One of the useful objects provided by django.contrib.jinja is the register object which can be used to register filters, tests and global objects. You can also convert any filter django provides in a Jinja filter using convert_django_filter:

from django.contrib.jinja import register, convert_django_filter
from django.template.defaultfilters import floatformat

register.filter(convert_django_filter(floatformat), 'floatformat')

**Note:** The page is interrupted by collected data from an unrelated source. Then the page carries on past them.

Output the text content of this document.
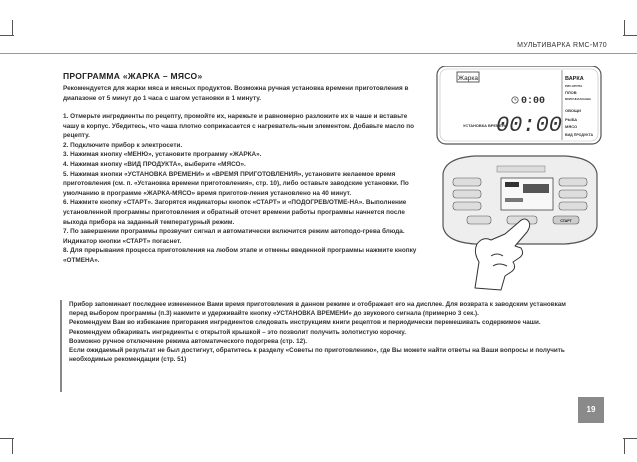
МУЛЬТИВАРКА RMC-M70
ПРОГРАММА «ЖАРКА – МЯСО»
Рекомендуется для жарки мяса и мясных продуктов. Возможна ручная установка времени приготовления в диапазоне от 5 минут до 1 часа с шагом установки в 1 минуту.
1. Отмерьте ингредиенты по рецепту, промойте их, нарежьте и равномерно разложите их в чаше и вставьте чашу в корпус. Убедитесь, что чаша плотно соприкасается с нагреватель-ным элементом. Добавьте масло по рецепту.
2. Подключите прибор к электросети.
3. Нажимая кнопку «МЕНЮ», установите программу «ЖАРКА».
4. Нажимая кнопку «ВИД ПРОДУКТА», выберите «МЯСО».
5. Нажимая кнопки «УСТАНОВКА ВРЕМЕНИ» и «ВРЕМЯ ПРИГОТОВЛЕНИЯ», установите желаемое время приготовления (см. п. «Установка времени приготовления», стр. 10), либо оставьте заводские установки. По умолчанию в программе «ЖАРКА-МЯСО» время приготов-ления установлено на 40 минут.
6. Нажмите кнопку «СТАРТ». Загорятся индикаторы кнопок «СТАРТ» и «ПОДОГРЕВ/ОТМЕ-НА». Выполнение установленной программы приготовления и обратный отсчет времени работы программы начнется после выхода прибора на заданный температурный режим.
7. По завершении программы прозвучит сигнал и автоматически включится режим автоподо-грева блюда. Индикатор кнопки «СТАРТ» погаснет.
8. Для прерывания процесса приготовления на любом этапе и отмены введенной программы нажмите кнопку «ОТМЕНА».
Жарка
0:00
УСТАНОВКА ВРЕМЕНИ
00:00
ВАРКА
РИС-КРУПА
ПЛОВ
МОЛОЧНАЯ КАША
ОВОЩИ
РЫБА
МЯСО
ВИД ПРОДУКТА
СТАРТ

Прибор запоминает последнее измененное Вами время приготовления в данном режиме и отображает его на дисплее. Для возврата к заводским установкам перед выбором программы (п.3) нажмите и удерживайте кнопку «УСТАНОВКА ВРЕМЕНИ» до звукового сигнала (примерно 3 сек.).

Рекомендуем Вам во избежание пригорания ингредиентов следовать инструкциям книги рецептов и периодически перемешивать содержимое чаши.

Рекомендуем обжаривать ингредиенты с открытой крышкой – это позволит получить золотистую корочку.

Возможно ручное отключение режима автоматического подогрева (стр. 12).

Если ожидаемый результат не был достигнут, обратитесь к разделу «Советы по приготовлению», где Вы можете найти ответы на Ваши вопросы и получить необходимые рекомендации (стр. 51)

19
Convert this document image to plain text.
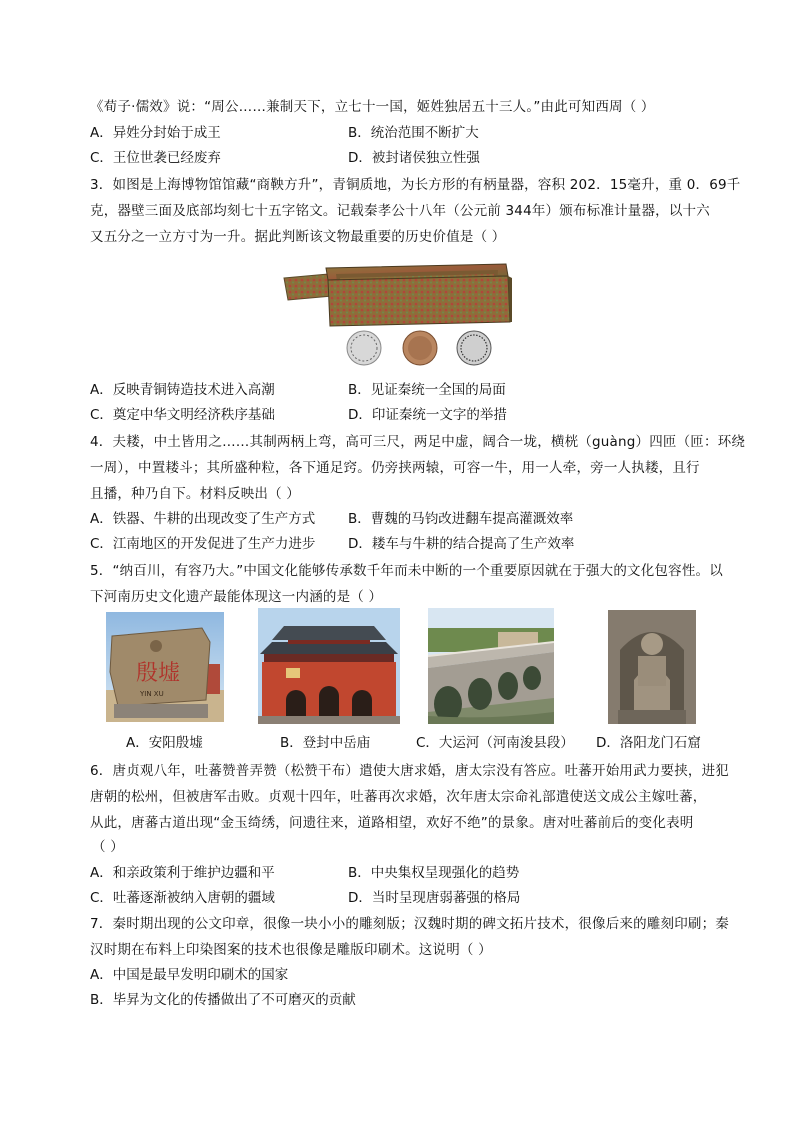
《荀子·儒效》说：“周公……兼制天下，立七十一国，姬姓独居五十三人。”由此可知西周（ ）
A．异姓分封始于成王	B．统治范围不断扩大
C．王位世袭已经废弃	D．被封诸侯独立性强
3．如图是上海博物馆馆藏“商鞅方升”，青铜质地，为长方形的有柄量器，容积 202．15毫升，重 0．69千
克，器壁三面及底部均刻七十五字铭文。记载秦孝公十八年（公元前 344年）颁布标准计量器，以十六
又五分之一立方寸为一升。据此判断该文物最重要的历史价值是（ ）
A．反映青铜铸造技术进入高潮	B．见证秦统一全国的局面
C．奠定中华文明经济秩序基础	D．印证秦统一文字的举措
4．夫耧，中土皆用之……其制两柄上弯，高可三尺，两足中虚，阔合一垅，横桄（guàng）四匝（匝：环绕
一周），中置耧斗；其所盛种粒，各下通足窍。仍旁挟两辕，可容一牛，用一人牵，旁一人执耧，且行
且播，种乃自下。材料反映出（ ）
A．铁器、牛耕的出现改变了生产方式 B．曹魏的马钧改进翻车提高灌溉效率
C．江南地区的开发促进了生产力进步 D．耧车与牛耕的结合提高了生产效率
5．“纳百川，有容乃大。”中国文化能够传承数千年而未中断的一个重要原因就在于强大的文化包容性。以
下河南历史文化遗产最能体现这一内涵的是（ ）
殷墟
YIN XU
A．安阳殷墟	B．登封中岳庙	C．大运河（河南浚县段） D．洛阳龙门石窟
6．唐贞观八年，吐蕃赞普弄赞（松赞干布）遣使大唐求婚，唐太宗没有答应。吐蕃开始用武力要挟，进犯
唐朝的松州，但被唐军击败。贞观十四年，吐蕃再次求婚，次年唐太宗命礼部遣使送文成公主嫁吐蕃，
从此，唐蕃古道出现“金玉绮绣，问遗往来，道路相望，欢好不绝”的景象。唐对吐蕃前后的变化表明
（ ）
A．和亲政策利于维护边疆和平	B．中央集权呈现强化的趋势
C．吐蕃逐渐被纳入唐朝的疆域	D．当时呈现唐弱蕃强的格局
7．秦时期出现的公文印章，很像一块小小的雕刻版；汉魏时期的碑文拓片技术，很像后来的雕刻印刷；秦
汉时期在布料上印染图案的技术也很像是雕版印刷术。这说明（ ）
A．中国是最早发明印刷术的国家
B．毕昇为文化的传播做出了不可磨灭的贡献
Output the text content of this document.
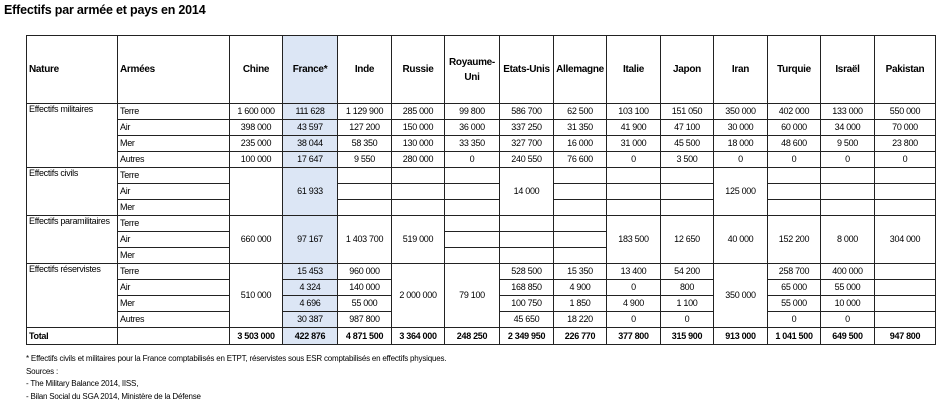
Effectifs par armée et pays en 2014
Nature	Armées	Chine	France*	Inde	Russie	Royaume-Uni	Etats-Unis	Allemagne	Italie	Japon	Iran	Turquie	Israël	Pakistan
Effectifs militaires	Terre	1 600 000	111 628	1 129 900	285 000	99 800	586 700	62 500	103 100	151 050	350 000	402 000	133 000	550 000
	Air	398 000	43 597	127 200	150 000	36 000	337 250	31 350	41 900	47 100	30 000	60 000	34 000	70 000
	Mer	235 000	38 044	58 350	130 000	33 350	327 700	16 000	31 000	45 500	18 000	48 600	9 500	23 800
	Autres	100 000	17 647	9 550	280 000	0	240 550	76 600	0	3 500	0	0	0	0
Effectifs civils	Terre		61 933				14 000				125 000			
	Air													
	Mer													
Effectifs paramilitaires	Terre	660 000	97 167	1 403 700	519 000				183 500	12 650	40 000	152 200	8 000	304 000
	Air													
	Mer													
Effectifs réservistes	Terre	510 000	15 453	960 000	2 000 000	79 100	528 500	15 350	13 400	54 200	350 000	258 700	400 000	
	Air		4 324	140 000			168 850	4 900	0	800		65 000	55 000	
	Mer		4 696	55 000			100 750	1 850	4 900	1 100		55 000	10 000	
	Autres		30 387	987 800			45 650	18 220	0	0		0	0	
Total		3 503 000	422 876	4 871 500	3 364 000	248 250	2 349 950	226 770	377 800	315 900	913 000	1 041 500	649 500	947 800
* Effectifs civils et militaires pour la France comptabilisés en ETPT, réservistes sous ESR comptabilisés en effectifs physiques.
Sources :
- The Military Balance 2014, IISS,
- Bilan Social du SGA 2014, Ministère de la Défense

Available methods on the register object:

object (obj[, name])
Register a new global as name or with the object's name. Returns the function object unchanged so that you can use it as decorator if no name is provided.
filter (func[, name])
Register a function as filter with the name provided or the object's name as filtername. Returns the function object unchanged so that you can use it as decorator if no name is provided.
test (func[, name])
Register a function as test with the name provided or the object's name as testname. Returns the function object unchanged so that you can use it as decorator if no name is provided.
context_inclusion (func, template[, name])

Register a function with a name provided or the func object's name in the global namespace that acts as subrender function.

func is called with the callers context as dict and the arguments and keywords argument of the inclusion function. The function should then process the context and return a new context or the same context object. Afterwards the template is rendered with this context.

Example:

def add_author(context, author=None):
    if author is not None:
        author = Author.objects.get(name=author)
    context['author'] = author
    return context

register.context_inclusion(add_author, 'author_details.html',
                           'render_author_details')

You can use it in the template like this then:

{{ render_author_details('John Doe') }}
clean_inclusion (func, template[, name[, run_processors]])
Works like context_inclusion but doesn't use the calles context but an empty context. If run_processors is True it will lookup the context for a request object and pass it to the render function to apply context processors.